I blinked. “Fine, but I thought you wanted me as the strategy guy.”

Nick waved the comment away. “That’s just the default marching order for the basic stuff. If we run into a situation that’s in any way abnormal, or if you see something, I want you to back off and use the text chat.”

“Why text chat?” Sae asked. She’d run out of water a few minutes ago and had taken to chewing ice.

“Because Jinny and I have been talking, and we’re pretty sure some monsters can understand us.” Nick chewed his lip grimly. “Better to play it safe until we know for sure.”

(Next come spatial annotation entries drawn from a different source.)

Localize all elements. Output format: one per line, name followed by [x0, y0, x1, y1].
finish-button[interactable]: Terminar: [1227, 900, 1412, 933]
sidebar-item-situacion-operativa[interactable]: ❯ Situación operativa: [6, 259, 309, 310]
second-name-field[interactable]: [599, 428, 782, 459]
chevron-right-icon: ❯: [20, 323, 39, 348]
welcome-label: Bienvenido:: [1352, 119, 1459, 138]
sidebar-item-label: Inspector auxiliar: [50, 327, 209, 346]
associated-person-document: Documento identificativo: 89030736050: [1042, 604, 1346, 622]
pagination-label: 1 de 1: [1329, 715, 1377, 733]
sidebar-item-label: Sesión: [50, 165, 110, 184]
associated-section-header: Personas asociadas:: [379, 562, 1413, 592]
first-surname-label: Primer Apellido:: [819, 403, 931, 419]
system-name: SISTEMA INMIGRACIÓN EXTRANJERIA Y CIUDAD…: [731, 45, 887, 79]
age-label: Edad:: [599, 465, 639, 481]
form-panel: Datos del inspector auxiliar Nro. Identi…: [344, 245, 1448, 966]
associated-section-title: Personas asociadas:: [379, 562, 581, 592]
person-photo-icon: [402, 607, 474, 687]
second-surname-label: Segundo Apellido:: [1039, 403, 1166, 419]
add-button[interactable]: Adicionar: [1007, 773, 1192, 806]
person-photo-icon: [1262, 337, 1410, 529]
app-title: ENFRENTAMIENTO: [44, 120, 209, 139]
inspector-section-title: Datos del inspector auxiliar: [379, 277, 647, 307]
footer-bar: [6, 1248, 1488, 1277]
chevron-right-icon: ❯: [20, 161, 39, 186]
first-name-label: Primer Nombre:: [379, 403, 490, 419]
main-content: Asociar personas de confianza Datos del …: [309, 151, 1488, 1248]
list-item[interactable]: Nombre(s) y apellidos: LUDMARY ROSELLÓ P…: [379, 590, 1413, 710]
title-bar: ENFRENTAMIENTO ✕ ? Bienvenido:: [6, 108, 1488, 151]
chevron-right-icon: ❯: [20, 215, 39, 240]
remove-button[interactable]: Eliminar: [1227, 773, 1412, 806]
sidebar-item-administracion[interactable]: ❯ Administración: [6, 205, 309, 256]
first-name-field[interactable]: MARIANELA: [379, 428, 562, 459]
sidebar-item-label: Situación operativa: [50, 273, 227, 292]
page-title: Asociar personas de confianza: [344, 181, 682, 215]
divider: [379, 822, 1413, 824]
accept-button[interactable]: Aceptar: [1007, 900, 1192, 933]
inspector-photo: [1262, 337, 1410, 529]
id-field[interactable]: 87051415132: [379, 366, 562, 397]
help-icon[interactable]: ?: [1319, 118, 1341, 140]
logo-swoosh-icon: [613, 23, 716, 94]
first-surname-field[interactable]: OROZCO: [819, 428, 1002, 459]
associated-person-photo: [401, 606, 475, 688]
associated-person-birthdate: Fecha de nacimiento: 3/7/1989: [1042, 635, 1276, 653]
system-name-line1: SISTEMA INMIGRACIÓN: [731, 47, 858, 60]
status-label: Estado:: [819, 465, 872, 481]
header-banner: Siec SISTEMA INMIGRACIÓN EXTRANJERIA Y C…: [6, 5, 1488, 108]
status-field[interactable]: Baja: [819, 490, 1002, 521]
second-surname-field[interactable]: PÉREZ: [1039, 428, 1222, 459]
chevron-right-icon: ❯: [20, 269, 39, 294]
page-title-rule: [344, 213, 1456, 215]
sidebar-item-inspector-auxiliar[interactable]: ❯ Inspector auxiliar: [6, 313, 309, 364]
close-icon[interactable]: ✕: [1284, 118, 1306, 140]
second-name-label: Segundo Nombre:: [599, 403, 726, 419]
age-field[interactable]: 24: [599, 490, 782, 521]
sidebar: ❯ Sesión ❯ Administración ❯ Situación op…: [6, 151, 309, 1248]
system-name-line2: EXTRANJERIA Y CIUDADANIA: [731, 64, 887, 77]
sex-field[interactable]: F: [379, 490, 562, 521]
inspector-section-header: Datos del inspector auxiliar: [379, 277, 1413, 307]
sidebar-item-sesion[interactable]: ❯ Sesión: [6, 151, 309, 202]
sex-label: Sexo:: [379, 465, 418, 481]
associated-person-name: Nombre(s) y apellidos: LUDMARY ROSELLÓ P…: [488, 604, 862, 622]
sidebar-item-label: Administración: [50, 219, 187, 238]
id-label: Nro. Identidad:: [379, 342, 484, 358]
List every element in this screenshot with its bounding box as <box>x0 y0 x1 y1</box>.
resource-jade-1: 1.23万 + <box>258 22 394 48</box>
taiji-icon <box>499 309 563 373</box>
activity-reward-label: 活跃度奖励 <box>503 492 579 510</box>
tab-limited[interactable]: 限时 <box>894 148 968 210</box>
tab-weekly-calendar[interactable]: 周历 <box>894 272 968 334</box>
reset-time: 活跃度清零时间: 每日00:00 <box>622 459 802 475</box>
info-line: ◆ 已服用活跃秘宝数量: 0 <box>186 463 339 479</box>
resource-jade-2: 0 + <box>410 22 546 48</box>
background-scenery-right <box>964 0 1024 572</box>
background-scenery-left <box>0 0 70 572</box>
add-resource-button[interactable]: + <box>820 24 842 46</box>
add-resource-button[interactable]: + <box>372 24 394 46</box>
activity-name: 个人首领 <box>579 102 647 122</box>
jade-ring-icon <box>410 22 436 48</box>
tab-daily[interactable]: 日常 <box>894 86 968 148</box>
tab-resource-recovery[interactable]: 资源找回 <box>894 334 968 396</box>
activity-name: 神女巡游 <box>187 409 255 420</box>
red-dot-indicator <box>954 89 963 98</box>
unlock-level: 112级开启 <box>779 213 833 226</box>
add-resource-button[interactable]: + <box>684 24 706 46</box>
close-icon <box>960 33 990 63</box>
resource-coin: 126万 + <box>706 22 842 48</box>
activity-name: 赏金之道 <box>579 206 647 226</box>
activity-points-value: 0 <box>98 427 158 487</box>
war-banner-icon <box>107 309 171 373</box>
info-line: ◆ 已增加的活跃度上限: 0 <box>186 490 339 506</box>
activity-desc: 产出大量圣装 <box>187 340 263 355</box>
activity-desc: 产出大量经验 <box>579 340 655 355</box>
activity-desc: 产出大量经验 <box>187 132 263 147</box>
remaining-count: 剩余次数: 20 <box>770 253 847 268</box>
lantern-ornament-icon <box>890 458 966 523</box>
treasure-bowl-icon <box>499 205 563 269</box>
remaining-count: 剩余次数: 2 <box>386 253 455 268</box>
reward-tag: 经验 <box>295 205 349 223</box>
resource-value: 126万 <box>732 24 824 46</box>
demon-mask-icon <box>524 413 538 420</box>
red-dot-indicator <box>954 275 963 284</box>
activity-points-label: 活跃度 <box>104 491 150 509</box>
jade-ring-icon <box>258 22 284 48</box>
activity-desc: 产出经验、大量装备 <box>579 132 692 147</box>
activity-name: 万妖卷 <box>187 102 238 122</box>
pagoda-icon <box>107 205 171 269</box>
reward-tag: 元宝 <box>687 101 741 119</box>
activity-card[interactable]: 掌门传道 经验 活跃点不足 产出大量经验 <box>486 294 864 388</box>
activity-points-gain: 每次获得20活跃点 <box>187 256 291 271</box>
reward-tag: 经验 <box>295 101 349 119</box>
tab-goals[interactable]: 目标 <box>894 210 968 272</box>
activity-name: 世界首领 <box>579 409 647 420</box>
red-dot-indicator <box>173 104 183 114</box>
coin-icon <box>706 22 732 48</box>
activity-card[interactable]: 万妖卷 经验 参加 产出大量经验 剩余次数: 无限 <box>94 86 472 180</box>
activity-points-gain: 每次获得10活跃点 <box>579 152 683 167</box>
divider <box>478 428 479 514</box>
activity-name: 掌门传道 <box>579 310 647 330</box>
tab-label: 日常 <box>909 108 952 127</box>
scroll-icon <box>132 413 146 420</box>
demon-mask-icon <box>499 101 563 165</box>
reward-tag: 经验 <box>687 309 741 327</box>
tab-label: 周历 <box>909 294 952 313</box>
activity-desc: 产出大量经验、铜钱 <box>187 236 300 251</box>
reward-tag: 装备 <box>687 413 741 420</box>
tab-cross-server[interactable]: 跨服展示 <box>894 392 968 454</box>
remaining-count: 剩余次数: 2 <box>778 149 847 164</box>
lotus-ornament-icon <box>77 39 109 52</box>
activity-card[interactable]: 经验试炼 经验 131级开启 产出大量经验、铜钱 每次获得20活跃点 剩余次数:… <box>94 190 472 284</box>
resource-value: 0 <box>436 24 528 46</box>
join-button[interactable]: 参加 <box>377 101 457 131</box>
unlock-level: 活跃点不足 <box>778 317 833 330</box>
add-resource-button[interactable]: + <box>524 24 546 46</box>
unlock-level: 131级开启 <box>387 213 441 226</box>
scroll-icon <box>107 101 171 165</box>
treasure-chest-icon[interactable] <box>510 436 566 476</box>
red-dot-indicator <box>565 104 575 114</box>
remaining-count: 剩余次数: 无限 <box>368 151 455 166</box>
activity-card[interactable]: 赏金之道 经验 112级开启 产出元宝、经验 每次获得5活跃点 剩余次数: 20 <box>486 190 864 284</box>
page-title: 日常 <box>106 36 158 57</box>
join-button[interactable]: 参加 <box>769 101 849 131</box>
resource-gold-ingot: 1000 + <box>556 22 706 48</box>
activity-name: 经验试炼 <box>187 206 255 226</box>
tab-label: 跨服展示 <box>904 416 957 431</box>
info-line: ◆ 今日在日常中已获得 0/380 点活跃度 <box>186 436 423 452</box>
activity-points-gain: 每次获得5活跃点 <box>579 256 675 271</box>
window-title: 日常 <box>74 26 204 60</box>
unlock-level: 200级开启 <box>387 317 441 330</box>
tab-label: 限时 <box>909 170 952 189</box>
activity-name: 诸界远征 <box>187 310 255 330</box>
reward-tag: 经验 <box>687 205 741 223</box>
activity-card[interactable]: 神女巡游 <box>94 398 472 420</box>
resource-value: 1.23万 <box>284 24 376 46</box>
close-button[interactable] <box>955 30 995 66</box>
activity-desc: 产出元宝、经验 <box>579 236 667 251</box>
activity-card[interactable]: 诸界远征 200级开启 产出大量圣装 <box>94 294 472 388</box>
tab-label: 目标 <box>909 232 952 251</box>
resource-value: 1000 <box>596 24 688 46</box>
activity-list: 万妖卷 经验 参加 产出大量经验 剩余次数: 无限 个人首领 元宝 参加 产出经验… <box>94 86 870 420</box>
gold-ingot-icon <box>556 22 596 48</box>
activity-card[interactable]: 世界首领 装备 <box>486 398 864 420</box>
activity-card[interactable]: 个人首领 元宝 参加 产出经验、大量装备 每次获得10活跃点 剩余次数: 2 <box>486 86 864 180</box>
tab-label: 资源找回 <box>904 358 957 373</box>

I raised an eyebrow. I couldn’t say anything to that effect, but that had certainly been the case in my experience. Every creature beside the gnolls had some capacity for human speech, be it mental or verbal. “Fine by me.”

Jinny stretched her arms above her head. “We should sleep soon. I’m beat.”

“I’m literally beat,” Sae grumbled.

“Guest room’s already set up for you, Matt.” Nick said, as if he’d read my mind.

“What time are we heading out?” I asked.

“As early as possible,” Nick rose from the couch. “I want to be able to double-back a few times, make sure no one follows us to the tunnels.”

“Okay,” I said. But in truth, I wasn’t willing to leave the countermeasures entirely up to Matt. Some time later, after I was set up in a guest room that was likely larger than our entire apartment, I pulled up the system screen and sent a message.